| What it does | Frees stuck protection |
| Used by | The following climber |
| Also for | Cleaning cracks |
| Difficulty | Intermediate |
A nut tool is a thin, flat metal pick used to remove stuck protection — nuts, hexes, and sometimes cams — that have wedged tight after being weighted. The following climber uses it to free the gear by poking and prying it loose, and it doubles for cleaning dirt and moss from cracks.
How to use it
Push against the stuck nut opposite to its loading direction and tap or pry it free; it also helps unstick over-cammed cams.
Who needs one
Essential for trad and any passive gear; not needed for bolt-clipping sport climbing.
Frequently asked questions
What is a nut tool for?
It frees protection that has become stuck after being weighted — most often nuts that have wedged deep into a constriction, but also jammed hexes and over-cammed cams. Without one, well-set gear can be very hard to retrieve.

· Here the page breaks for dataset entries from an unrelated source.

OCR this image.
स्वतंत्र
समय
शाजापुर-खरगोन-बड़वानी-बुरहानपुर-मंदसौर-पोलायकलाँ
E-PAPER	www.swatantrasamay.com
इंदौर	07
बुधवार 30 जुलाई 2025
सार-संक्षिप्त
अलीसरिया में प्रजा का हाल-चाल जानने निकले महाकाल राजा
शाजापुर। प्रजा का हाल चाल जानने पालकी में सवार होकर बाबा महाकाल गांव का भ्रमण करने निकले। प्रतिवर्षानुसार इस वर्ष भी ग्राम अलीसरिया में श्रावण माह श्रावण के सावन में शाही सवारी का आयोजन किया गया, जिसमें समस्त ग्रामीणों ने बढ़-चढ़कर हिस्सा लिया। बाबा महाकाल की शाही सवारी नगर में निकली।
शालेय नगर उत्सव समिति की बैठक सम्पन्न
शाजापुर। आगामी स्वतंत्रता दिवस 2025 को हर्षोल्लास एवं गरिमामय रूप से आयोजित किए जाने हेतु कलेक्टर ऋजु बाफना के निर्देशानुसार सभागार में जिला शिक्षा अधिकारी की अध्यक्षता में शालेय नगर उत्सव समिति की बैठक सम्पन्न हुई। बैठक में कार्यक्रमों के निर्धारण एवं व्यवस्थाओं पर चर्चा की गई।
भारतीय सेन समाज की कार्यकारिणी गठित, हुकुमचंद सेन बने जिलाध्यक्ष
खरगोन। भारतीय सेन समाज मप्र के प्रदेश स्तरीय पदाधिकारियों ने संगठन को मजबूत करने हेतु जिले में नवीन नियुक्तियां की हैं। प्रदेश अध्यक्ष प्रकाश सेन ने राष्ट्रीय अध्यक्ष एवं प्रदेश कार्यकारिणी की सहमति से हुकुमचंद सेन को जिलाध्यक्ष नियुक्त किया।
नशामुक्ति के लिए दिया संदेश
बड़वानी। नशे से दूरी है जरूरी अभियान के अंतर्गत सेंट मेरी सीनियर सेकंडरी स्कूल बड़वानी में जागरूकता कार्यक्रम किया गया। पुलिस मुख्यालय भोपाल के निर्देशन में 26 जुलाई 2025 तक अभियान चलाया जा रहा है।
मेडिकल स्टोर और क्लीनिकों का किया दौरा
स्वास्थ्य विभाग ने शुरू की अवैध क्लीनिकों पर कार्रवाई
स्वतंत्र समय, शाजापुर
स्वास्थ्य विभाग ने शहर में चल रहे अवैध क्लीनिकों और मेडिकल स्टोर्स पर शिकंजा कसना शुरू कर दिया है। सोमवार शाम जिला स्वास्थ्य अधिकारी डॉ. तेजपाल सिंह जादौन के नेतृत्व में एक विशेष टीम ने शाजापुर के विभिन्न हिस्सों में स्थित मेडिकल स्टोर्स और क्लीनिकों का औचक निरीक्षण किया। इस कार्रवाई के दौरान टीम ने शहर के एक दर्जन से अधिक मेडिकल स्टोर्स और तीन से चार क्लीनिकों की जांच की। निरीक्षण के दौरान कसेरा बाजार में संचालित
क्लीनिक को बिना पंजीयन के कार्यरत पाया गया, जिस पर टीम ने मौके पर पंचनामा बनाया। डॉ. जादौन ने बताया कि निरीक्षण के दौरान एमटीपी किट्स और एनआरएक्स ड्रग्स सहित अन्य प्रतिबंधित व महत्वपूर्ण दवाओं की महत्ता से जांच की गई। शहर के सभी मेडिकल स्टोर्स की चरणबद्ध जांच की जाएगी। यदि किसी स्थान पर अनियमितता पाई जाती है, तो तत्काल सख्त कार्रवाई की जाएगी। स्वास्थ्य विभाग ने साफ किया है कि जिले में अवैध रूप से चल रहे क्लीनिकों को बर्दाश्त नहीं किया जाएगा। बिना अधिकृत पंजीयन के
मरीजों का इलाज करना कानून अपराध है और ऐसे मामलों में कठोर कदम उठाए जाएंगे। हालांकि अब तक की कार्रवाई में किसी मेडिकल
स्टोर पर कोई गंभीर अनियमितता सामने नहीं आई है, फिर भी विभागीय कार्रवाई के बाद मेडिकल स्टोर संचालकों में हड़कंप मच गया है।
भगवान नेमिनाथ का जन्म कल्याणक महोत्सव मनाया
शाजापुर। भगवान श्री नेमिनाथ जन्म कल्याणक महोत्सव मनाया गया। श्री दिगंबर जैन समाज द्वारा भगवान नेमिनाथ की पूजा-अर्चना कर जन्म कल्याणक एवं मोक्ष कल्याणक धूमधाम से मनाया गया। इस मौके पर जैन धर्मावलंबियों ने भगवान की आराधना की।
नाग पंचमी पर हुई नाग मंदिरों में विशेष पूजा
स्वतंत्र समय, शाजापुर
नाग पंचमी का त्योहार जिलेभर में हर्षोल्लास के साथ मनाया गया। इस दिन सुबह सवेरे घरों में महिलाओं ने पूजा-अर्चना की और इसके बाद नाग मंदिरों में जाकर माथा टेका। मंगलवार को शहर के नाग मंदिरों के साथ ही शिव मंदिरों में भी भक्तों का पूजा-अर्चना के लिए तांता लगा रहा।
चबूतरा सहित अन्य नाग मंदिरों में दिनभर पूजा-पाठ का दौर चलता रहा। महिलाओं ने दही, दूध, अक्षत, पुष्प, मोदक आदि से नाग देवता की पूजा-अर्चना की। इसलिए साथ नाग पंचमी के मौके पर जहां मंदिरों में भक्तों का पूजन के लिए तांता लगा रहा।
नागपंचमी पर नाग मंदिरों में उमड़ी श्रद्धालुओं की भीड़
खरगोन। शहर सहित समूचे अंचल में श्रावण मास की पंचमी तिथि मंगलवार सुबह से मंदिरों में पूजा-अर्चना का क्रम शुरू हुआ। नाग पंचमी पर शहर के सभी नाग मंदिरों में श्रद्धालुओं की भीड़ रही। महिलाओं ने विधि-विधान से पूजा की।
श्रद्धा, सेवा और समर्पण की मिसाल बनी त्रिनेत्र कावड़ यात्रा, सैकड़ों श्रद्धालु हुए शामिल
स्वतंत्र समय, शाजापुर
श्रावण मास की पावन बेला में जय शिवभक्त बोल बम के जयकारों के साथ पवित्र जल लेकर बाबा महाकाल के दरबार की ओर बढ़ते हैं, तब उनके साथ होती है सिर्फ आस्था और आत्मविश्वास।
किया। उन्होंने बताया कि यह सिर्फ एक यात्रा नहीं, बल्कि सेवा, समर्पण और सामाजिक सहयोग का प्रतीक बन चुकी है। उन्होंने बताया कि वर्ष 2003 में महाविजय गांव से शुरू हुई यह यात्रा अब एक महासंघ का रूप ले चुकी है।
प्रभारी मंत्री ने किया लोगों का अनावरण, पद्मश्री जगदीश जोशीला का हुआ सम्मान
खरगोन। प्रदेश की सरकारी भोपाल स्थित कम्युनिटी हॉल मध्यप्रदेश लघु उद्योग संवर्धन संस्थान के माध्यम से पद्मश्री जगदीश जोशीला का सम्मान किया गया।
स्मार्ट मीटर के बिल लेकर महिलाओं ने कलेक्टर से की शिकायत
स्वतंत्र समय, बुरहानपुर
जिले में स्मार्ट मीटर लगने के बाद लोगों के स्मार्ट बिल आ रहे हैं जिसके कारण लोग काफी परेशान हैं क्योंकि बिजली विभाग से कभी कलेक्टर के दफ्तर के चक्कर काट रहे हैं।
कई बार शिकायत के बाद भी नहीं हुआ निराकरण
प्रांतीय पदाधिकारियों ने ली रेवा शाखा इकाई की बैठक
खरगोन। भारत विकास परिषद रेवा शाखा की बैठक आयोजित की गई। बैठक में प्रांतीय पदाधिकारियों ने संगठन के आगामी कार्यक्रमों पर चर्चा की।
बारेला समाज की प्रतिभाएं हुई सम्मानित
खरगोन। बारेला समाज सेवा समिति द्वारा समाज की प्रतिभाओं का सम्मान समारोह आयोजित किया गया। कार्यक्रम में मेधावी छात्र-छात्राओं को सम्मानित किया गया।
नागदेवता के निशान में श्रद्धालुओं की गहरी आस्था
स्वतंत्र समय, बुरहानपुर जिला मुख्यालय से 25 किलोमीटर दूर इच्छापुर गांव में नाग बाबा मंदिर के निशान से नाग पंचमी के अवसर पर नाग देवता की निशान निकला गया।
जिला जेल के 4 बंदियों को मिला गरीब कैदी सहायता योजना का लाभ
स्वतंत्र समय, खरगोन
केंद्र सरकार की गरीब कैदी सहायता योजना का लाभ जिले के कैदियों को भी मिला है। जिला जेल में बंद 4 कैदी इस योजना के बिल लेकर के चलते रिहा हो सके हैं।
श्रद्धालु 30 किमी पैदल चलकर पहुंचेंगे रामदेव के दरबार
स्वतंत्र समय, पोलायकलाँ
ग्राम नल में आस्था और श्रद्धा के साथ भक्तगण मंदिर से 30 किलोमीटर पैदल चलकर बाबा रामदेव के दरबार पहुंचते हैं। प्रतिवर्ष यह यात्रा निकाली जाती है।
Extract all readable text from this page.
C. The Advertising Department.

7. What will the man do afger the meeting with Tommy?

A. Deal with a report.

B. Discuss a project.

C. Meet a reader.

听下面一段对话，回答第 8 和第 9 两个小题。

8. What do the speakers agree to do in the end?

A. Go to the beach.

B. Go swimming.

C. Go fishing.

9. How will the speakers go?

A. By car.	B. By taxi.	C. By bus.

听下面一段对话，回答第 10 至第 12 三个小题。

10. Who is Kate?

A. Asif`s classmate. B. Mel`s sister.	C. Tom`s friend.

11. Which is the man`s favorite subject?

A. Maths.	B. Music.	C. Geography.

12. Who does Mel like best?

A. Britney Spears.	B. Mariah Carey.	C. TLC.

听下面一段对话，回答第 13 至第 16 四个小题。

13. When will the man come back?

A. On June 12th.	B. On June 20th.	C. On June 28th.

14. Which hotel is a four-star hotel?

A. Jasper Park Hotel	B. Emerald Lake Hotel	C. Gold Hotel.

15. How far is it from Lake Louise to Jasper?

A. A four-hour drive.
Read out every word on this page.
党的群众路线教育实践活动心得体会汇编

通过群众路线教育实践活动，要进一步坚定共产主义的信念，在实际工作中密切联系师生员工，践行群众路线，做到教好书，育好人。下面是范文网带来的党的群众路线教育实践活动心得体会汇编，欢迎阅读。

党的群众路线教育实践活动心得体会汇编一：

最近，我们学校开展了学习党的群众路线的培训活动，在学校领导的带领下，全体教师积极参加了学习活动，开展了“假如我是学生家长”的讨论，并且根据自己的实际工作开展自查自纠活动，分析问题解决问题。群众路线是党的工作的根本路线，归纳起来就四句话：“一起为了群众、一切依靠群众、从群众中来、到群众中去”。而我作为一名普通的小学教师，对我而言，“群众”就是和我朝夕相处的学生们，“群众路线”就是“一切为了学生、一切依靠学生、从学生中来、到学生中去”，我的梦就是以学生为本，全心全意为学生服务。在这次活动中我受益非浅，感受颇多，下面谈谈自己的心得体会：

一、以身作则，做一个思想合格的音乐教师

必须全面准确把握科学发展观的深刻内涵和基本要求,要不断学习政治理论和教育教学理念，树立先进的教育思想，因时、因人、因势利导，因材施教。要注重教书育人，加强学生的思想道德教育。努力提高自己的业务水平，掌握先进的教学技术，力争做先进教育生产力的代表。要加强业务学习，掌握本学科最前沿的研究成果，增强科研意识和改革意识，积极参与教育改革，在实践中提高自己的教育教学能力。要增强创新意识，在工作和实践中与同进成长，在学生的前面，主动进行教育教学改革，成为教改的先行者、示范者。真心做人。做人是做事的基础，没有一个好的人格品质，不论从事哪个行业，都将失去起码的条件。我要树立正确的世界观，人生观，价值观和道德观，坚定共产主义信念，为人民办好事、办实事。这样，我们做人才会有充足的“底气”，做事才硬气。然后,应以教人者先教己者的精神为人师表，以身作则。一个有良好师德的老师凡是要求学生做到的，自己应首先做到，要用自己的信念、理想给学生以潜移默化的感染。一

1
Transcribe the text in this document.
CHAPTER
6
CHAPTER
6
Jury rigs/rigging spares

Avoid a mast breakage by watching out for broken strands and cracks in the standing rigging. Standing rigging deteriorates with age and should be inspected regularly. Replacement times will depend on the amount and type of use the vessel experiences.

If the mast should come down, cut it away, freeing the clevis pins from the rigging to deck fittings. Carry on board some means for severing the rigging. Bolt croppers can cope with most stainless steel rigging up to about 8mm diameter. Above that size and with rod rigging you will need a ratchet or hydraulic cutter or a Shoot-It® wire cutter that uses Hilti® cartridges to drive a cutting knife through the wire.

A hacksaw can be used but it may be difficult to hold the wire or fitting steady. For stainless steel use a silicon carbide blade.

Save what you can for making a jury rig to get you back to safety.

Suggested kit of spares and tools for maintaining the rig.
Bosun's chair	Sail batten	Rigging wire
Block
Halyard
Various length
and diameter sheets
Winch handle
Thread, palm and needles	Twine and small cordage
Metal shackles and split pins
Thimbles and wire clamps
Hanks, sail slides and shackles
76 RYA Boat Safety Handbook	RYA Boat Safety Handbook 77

How do you use a nut tool?
Push the pick against the stuck nut from the opposite direction to the way it was loaded, tapping or prying to unseat it, then pull it free by its wire. For a stuck cam, you can use the tool to retract a jammed trigger or push the lobes.
Do you need a nut tool for sport climbing?
Not usually — sport climbing clips fixed bolts, so there's no removable gear to clean. Nut tools are for trad and any climbing where you place and retrieve your own protection. Most trad climbers keep one clipped to their harness.